Les Belles Dames du temps jadis

Marie-Adélaïde de SAVOIE

Marie-Adélaïde de SAVOIE, fille aînée de VictoR-Amédée II, naquit à Turin en 1685. Par le traité de paix conclu dans cette ville en 1696, elle fut promise au duc de Bourgogne, père de Louis XV, depuis dauphin, après la mort de son père, le vieux dauphin. Ce mariage se célébra l'année d'après. La princesse était propre à faire le bonheur de son époux par son caractère, son esprit et sa beauté.  La France la perdit en 1712, dans la 26e année de son âge, tandis qu'elle lui annonçait les plus beaux jours. Je sens, disait-elle, quelque temps avant sa mort, que mon cœur grandit à mesure que ma fortune m'élève. Une maladie aiguë, attribuée au poison, l'emporta en peu de jours. "Le rapport de l'ouverture du corps, dit le duc de Saint-Simon, n'eut rien de consolant ; nulle cause naturelle de mort, mais d'autres, vers les parties intérieures de la tête, voisines de cet endroit fatal où elle avait tant souffert.
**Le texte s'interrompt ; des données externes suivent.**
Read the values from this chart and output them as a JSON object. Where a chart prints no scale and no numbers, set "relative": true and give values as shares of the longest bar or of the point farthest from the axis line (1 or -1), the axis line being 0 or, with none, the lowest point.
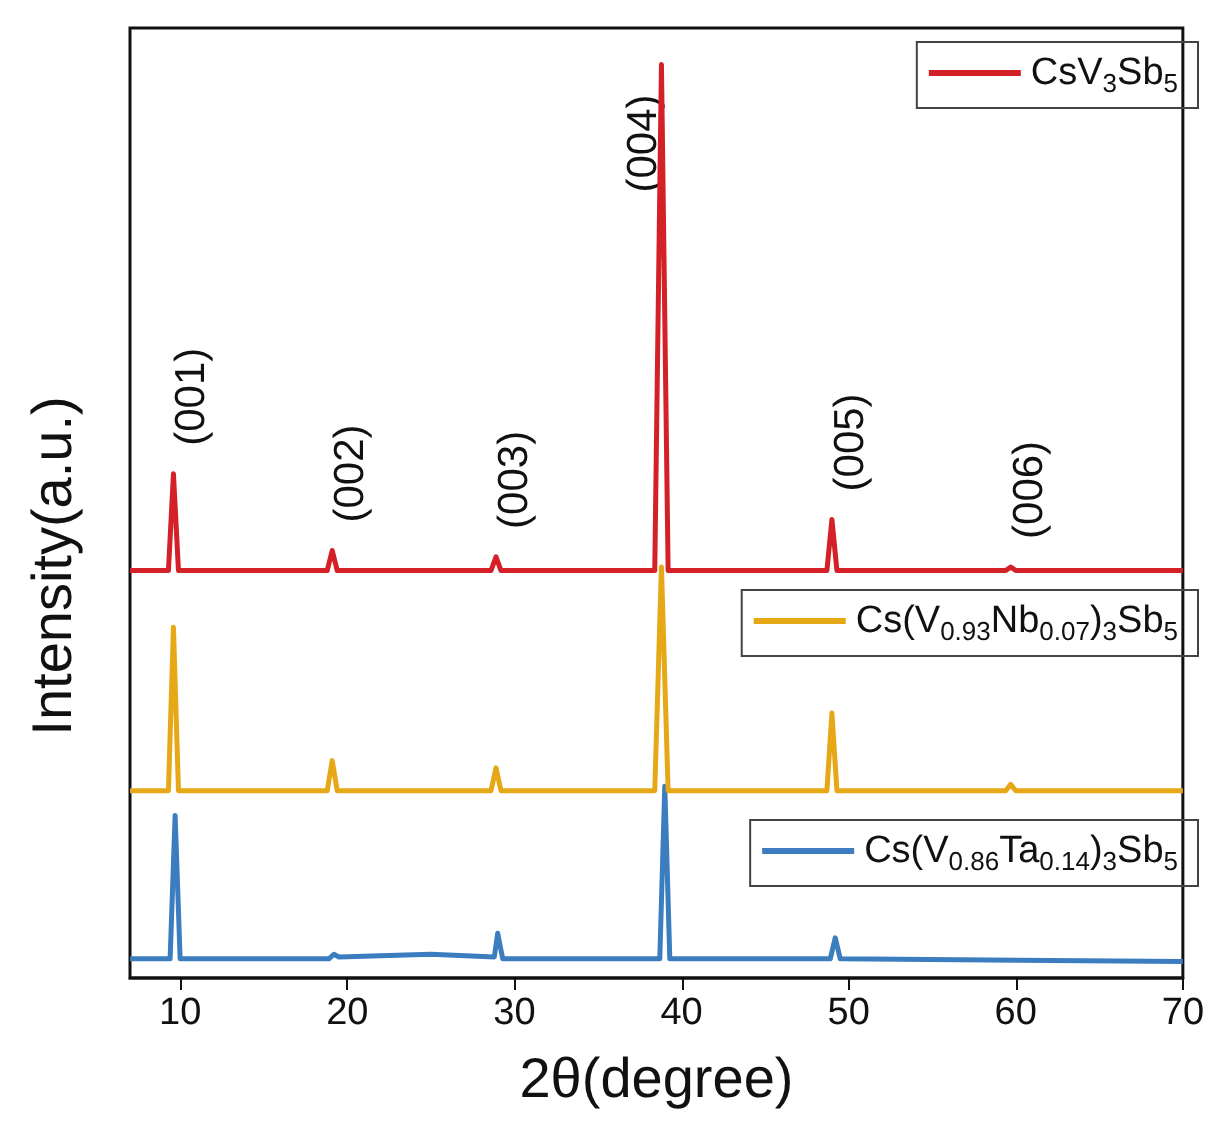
{
  "chart_data": {
    "type": "line",
    "relative": true,
    "xlabel": "2θ(degree)",
    "ylabel": "Intensity(a.u.)",
    "xlim": [
      7,
      70
    ],
    "xticks": [
      10,
      20,
      30,
      40,
      50,
      60,
      70
    ],
    "legend": "right",
    "grid": false,
    "marker": "none",
    "line_style": "solid",
    "series": [
      {
        "name": "CsV$_{3}$Sb$_{5}$",
        "color": "#d42027",
        "x": [
          7,
          9.3,
          9.6,
          9.9,
          18.8,
          19.1,
          19.4,
          28.6,
          28.9,
          29.2,
          38.4,
          38.8,
          39.2,
          48.7,
          49.0,
          49.3,
          59.4,
          59.7,
          60.0,
          70
        ],
        "values": [
          0.446,
          0.446,
          0.552,
          0.446,
          0.446,
          0.468,
          0.446,
          0.446,
          0.461,
          0.446,
          0.446,
          1.0,
          0.446,
          0.446,
          0.502,
          0.446,
          0.446,
          0.45,
          0.446,
          0.446
        ]
      },
      {
        "name": "Cs(V$_{0.93}$Nb$_{0.07}$)$_{3}$Sb$_{5}$",
        "color": "#e6a817",
        "x": [
          7,
          9.3,
          9.6,
          9.9,
          18.8,
          19.1,
          19.4,
          28.6,
          28.9,
          29.2,
          38.4,
          38.8,
          39.2,
          48.7,
          49.0,
          49.3,
          59.4,
          59.7,
          60.0,
          70
        ],
        "values": [
          0.205,
          0.205,
          0.384,
          0.205,
          0.205,
          0.238,
          0.205,
          0.205,
          0.23,
          0.205,
          0.205,
          0.45,
          0.205,
          0.205,
          0.29,
          0.205,
          0.205,
          0.212,
          0.205,
          0.205
        ]
      },
      {
        "name": "Cs(V$_{0.86}$Ta$_{0.14}$)$_{3}$Sb$_{5}$",
        "color": "#3b7dbf",
        "x": [
          7,
          9.4,
          9.7,
          10.0,
          18.9,
          19.2,
          19.5,
          25,
          28.8,
          29.0,
          29.3,
          38.7,
          39.0,
          39.3,
          48.9,
          49.2,
          49.5,
          70
        ],
        "values": [
          0.021,
          0.021,
          0.178,
          0.021,
          0.021,
          0.026,
          0.023,
          0.026,
          0.023,
          0.049,
          0.021,
          0.021,
          0.21,
          0.021,
          0.021,
          0.044,
          0.021,
          0.018
        ]
      }
    ],
    "annotations": [
      {
        "text": "(001)",
        "x": 9.6,
        "y": 0.552
      },
      {
        "text": "(002)",
        "x": 19.1,
        "y": 0.468
      },
      {
        "text": "(003)",
        "x": 28.9,
        "y": 0.461
      },
      {
        "text": "(004)",
        "x": 38.8,
        "y": 1.0
      },
      {
        "text": "(005)",
        "x": 49.0,
        "y": 0.502
      },
      {
        "text": "(006)",
        "x": 59.7,
        "y": 0.45
      }
    ]
  }
}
Fagon et Boudin ne doutèrent pas du poison, et le dirent nettement au roi, en présence de madame de Maintenon seule. Boulduc et le peu des autres à qui le roi voulut parler, et qui avaient assisté à l'ouverture, le confirmèrent par leur morne silence." Le dauphin son époux et le duc de Bretagne son fils, ne tardèrent pas à la suivre. Le jour même que la dauphine mourut, le dauphin tomba malade ; et comme on s'entretenait auprès de son lit de la manière dont la princesse avait été traitée : "Soit que les médecins l'aient tuée, dit ce religieux prince, soit que Dieu l'ait appelée, il nous faut également adorer ce qu'il permet et ce qu'il ordonne." La jeune dauphine avait une conversation très spirituelle, qui égayait souvent Louis XIV, alors très difficile à distraire. Elle était admise aux secrets de la politique mais d'après plusieurs papiers, trouvés chez elle après sa mort qui précéda de six jours celle de son époux, elle se servait de ces secrets pour informer son père de toutes les décisions qui intéressaient sa politique… "La petite coquine nous trompait…" dit à cette occasion le roi à madame de Maintenon. Voyez sa vie à la suite de celle du dauphin, père de Louis XVI, par l'abbé Proyart.